La sensibilité
Octobre 2015
Je vis, verrez-vous ?
Quel est le propre de l’Homme ? Pour l’artiste, c’est la
capacité à créer. Pour le croyant, c’est la foi. Pour l’érudit, c’est la
culture. Pour le philosophe, c’est la réflexion. Pour le scientifique, c’est la
possibilité de comprendre et maitriser. Et pour moi ? Et bien je ne vous
poserais qu’une question : un animal peut-il s’émerveiller ? Le
propre de l’Homme, c’est sa sensibilité. Au fond, artiste, croyant, érudit,
philosophe et scientifique s’accordent là-dessus, je pense.
Pourtant cette sensibilité, nous la perdons lentement, trop
engoncés que nous sommes dans notre confort, notre douce et rassurante
passivité. Le génie peut aujourd’hui nous sembler hors de portée, et pourtant
il est aussi que nous. Mais le génie est sensible. A quoi ? A un passant
dans une rame de métro, à un reflet sur la vitre d’un immeuble. La sensibilité,
c’est de rester disponible à toutes ces petites choses qui nous paraissent
banales, monotones, déjà vu. Le problème est là : nous sommes blasés. Notre
environnement nous semble contrôlé, sans risque, mais surtout, sans nouveauté.
Alors qu’il suffit d’ouvrir les yeux pour déceler beauté et originalité
partout. Vivre chaque jour comme si c’était le premier.
Seulement un écran se dresse entre nous et notre
sublimation : l’efficacité. Nous sommes incités à toujours plus apprendre,
voir et écouter, nous ne pouvons plus perdre un instant. Quelle autre raison
peut vous pousser à vous jeter sur votre portable sans arrêt, pour reprendre un
énième jeu ou envoyer un message, simplement pour meubler tous ces temps
« morts » ? Sauf qu’il ne s’agit pas de temps morts, mais de temps
« libres ». Le génie, c’est celui qui n’hésite pas à saisir cette
liberté. Plutôt simple, en somme. Alors qu’attendez-vous ?
Je vous propose un exercice simple : éteignez votre
portable pour une journée, une seule. Pas de musique dans le tram, pas de sms
pendant les pauses. Et pour une journée, pas plus, ne pensez pas à ce temps que
vous perdez : pensez à celui que vous gagnez. Si cela vous a paru inutile,
voir contre-productif, et que votre journée habituelle vous allait bien mieux,
dites-vous juste que comme toute expérience, elle méritait d’être vécue. Mais
qui sait, peut-être découvrirez-vous quelque chose…

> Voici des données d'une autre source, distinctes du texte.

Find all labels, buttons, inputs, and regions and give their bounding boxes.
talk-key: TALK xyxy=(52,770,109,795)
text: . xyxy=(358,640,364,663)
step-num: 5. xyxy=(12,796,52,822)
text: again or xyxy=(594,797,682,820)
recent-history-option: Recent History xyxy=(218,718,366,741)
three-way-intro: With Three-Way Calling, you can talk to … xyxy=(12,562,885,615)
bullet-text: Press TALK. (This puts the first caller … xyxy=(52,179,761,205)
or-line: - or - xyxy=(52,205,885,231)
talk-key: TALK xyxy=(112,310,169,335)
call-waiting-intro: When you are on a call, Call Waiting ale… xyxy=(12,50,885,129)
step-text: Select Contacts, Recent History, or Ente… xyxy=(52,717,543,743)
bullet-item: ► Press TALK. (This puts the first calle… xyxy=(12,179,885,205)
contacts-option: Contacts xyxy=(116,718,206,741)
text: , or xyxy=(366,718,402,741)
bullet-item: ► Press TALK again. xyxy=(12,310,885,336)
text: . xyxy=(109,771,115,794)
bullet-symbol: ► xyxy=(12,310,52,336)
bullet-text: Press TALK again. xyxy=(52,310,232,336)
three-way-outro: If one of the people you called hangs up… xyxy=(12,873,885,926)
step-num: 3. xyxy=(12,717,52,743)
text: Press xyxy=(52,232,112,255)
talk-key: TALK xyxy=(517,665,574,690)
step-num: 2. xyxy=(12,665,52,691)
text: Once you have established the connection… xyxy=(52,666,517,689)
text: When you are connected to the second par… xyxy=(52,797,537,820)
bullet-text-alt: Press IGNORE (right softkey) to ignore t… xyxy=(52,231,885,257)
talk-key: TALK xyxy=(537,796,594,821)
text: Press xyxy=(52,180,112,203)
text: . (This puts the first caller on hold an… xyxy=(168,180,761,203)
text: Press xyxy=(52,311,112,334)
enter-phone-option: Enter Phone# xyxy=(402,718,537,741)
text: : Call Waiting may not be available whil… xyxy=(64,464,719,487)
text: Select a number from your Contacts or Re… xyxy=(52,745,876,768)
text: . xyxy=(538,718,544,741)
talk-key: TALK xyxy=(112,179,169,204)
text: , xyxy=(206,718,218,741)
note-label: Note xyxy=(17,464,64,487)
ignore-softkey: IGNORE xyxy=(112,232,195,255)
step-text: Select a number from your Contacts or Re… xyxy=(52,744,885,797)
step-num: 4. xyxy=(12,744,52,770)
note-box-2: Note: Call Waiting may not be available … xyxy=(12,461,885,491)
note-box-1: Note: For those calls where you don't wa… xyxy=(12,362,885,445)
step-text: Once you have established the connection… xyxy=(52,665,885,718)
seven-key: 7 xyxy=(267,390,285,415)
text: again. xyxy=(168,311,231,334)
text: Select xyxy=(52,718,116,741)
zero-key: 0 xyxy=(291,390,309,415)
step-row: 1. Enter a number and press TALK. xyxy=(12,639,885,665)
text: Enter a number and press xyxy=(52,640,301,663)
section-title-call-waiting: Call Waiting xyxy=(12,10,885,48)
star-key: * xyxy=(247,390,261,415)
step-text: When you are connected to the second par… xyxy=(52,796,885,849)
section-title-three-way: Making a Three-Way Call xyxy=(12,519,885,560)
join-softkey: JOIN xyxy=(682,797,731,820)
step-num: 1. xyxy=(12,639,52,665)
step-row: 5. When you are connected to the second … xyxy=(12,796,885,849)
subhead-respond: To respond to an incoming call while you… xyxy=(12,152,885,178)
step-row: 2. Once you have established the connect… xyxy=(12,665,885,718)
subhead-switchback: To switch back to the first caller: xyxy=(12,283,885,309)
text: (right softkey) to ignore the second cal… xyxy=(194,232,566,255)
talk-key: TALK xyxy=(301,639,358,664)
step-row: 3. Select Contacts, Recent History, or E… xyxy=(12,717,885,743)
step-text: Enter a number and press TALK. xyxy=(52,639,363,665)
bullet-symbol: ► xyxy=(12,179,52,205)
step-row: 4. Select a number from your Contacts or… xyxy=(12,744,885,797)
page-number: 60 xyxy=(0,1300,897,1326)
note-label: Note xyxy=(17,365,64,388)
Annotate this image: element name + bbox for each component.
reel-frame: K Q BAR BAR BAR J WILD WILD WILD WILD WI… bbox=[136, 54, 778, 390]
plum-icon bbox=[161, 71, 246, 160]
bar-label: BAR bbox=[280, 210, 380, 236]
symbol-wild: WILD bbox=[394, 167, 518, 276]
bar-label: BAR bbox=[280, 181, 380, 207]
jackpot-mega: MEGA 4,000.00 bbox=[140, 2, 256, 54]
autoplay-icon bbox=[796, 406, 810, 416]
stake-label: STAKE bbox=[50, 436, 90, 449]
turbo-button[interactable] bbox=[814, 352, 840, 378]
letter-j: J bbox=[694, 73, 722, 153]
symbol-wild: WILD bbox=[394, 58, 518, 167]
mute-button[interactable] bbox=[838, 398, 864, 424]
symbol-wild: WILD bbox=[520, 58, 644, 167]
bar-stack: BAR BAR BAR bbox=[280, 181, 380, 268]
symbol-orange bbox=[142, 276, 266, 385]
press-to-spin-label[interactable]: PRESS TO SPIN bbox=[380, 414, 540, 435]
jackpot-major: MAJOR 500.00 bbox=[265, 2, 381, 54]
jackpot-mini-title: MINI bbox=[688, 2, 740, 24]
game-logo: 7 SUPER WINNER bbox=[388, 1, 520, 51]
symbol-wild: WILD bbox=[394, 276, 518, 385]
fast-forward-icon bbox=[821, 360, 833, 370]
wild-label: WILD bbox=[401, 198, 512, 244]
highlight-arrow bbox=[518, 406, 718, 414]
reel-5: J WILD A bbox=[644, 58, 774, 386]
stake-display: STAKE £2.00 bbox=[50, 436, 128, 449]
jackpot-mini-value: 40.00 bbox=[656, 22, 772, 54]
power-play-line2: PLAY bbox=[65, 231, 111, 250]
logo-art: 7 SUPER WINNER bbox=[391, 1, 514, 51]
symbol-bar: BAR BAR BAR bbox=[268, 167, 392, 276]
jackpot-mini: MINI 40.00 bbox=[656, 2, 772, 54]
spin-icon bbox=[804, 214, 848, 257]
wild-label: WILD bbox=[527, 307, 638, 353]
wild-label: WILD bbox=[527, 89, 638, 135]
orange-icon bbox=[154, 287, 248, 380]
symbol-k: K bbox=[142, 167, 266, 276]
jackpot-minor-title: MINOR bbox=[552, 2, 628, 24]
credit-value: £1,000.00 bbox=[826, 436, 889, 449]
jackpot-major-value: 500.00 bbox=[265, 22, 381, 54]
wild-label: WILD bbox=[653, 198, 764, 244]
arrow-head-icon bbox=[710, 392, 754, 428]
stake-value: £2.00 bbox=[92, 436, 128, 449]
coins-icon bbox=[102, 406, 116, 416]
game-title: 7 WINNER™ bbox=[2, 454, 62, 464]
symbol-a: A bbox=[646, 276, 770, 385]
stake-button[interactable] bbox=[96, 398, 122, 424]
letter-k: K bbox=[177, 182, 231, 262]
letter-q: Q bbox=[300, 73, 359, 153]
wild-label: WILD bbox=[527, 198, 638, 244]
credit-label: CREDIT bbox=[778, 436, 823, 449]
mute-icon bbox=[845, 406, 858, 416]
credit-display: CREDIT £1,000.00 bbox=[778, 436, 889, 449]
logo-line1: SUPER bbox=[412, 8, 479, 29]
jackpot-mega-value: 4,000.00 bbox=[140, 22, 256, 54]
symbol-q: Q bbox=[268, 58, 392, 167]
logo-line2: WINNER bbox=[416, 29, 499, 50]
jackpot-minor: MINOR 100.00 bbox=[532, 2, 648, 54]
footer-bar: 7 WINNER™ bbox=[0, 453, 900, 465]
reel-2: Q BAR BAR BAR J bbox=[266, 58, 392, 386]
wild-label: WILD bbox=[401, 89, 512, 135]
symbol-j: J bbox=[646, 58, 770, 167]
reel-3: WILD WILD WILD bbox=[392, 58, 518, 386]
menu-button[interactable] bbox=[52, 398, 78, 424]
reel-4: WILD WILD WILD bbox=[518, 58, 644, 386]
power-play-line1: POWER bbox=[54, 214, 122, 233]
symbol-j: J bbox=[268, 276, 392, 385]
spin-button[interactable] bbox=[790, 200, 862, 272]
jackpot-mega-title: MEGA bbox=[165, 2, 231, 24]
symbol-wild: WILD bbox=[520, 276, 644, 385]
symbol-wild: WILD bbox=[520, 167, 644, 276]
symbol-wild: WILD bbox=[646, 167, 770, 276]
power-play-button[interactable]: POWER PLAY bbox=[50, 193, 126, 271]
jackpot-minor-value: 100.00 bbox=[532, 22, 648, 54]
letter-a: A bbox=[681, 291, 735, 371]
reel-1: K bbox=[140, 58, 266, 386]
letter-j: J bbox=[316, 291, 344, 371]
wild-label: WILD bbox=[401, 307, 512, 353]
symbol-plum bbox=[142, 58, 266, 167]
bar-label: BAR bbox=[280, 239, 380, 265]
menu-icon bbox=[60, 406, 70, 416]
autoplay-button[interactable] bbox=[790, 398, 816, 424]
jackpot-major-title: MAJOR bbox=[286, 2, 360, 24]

A ce premier constat s’ajoute une multitude de sujets portant
à réflexion : par exemple, pourquoi faire dans l’écologie ? La raison
pour laquelle, à mon avis, nous le devons, c’est que depuis les débuts de
l’humanité la nature a été sa source d’inspiration exclusive. Si elle
disparait, nous n’aurons plus rien auquel être sensible, et donc plus de pistes
d’innovation, autant scientifique qu’artistique.
En politique maintenant, ou plutôt dans les priorités
d’ordre social : chaque individu, chaque parti et même chaque régime
cherche ce qui lui assure la plus grande stabilité. Et nombreux sont ceux qui
se leurrent en pensant pouvoir parvenir à cela sans consensus. A l’échelle
d’une vie, cela se vérifie parfois, mais je m’interroge ici sur le devenir de
l’humanité, et selon moi, il est encore ici question de sensibilité. On peut
invoquer la liberté limitée par celle des autres, celle d’expression, d’actes
et de pensées (oui, même cela est partiellement violé par une société trop
normée). Mais ce qui réside au cœur de tout cela, c’est le respect d’autrui, ce
que certains nomment solennellement la fraternité. Si tout un chacun devient
capable de s’exprimer, d’agir et de penser dans le respect des autres, alors on
peut avoir consensus (et non pas unanimité, il doit et devra toujours y avoir
débat et divergence d’opinion pour ne pas tuer la conscience humaine), et alors
on peut rêver de liberté, d’égalité et, pourquoi pas, de profit.
Bien sûr le
respect peut paraitre un songe d’utopiste, et il l’est en effet si on ne discerne
pas son origine. Vous avez deviné ? La sensibilité. Je ne demande pas
d’altruisme inconditionnel, d’empathie pathologique, mais simplement d’ouvrir
ses yeux un peu plus grand, et s’autoriser ainsi deux principes de vie
fondamentaux : comprendre, et comprendre ; appréhender, et accepter.